Esme era sicura che il principe se ne fosse già andato quando, lentamente, aveva annuito. Si riscosse, entrando in camera e chiudendosi la porta alle spalle. Audrey non c'era.

Stava per mettere in ordine i pensieri; stava per darsi un contegno e quasi ridere di gioia; stava per andare da Mal e chiederle spiegazioni, quando una forte fitta alle tempie la fece piegare in due dal dolore.

Le orecchie le fischiarono, la vista le si appannò, e per un secondo credette di star per svenire. Poi, però, si rese conto di un dettaglio: più il dolore aumentava, più la sua mente di rischiarava.
Le parve di risvegliarsi, come qualcuno che era in dormi-veglia da settimane e a cui finalmente vengono fatti aprire gli occhi.

Ed la principessa li spalancò in tutti sensi, mentre la nebbia che per mesi aveva ricoperto il suo subconscio si diradava.

"Il respiro le si fermò in gola.

Sapeva che non c'era da fidarsi! Sapeva che Ben avrebbe dovuto darle ascolto! Sapeva che avrebbero tentato una cosa del genere!

I nuovi arrivati figli dei Cattivi si disposero in cerchio intorno al campo di forza che li separava dalla bacchetta della Fata Smemorina. Tutti e cinque la ammiravano ad occhi e bocca spalancati, adoranti, come se quella fosse la risposta a tutti i loro problemi."

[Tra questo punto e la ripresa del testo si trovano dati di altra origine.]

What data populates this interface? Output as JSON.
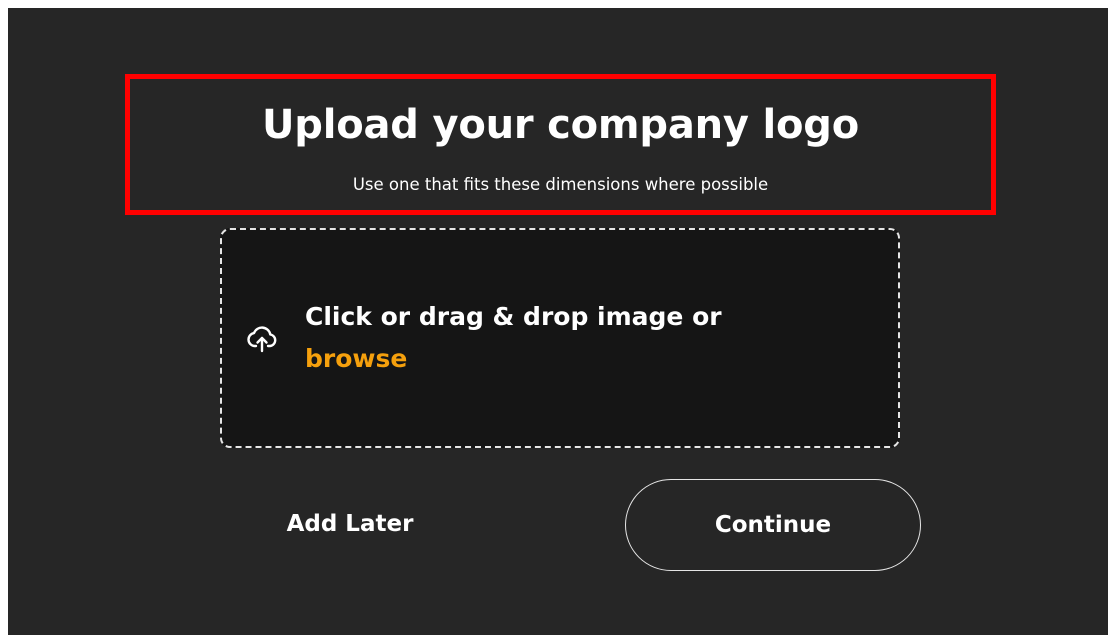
{
  "header": {
    "title": "Upload your company logo",
    "subtitle": "Use one that fits these dimensions where possible"
  },
  "dropzone": {
    "prompt": "Click or drag & drop image or",
    "browse_label": "browse",
    "icon": "cloud-upload-icon"
  },
  "actions": {
    "add_later_label": "Add Later",
    "continue_label": "Continue"
  },
  "colors": {
    "background": "#262626",
    "dropzone_background": "#151515",
    "accent": "#f5a00d",
    "highlight": "#ff0000",
    "text": "#ffffff"
  }
}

La sua schiena si schiantò sul freddo legno della porta con un colpo secco. THUMP!

No.

"Si girò, pronta per scattare via da quella sala. Ma nel farlo colpì con un piede una delle sue matite, che sicuramente non si era accorta di aver lasciato cadere dalle mani. Il pezzetto di legno e grafite rotolò sul pavimento di marmo e, seppur fosse un rumore da nulla, risuonò come una campana nel silenzio che ricopriva il museo."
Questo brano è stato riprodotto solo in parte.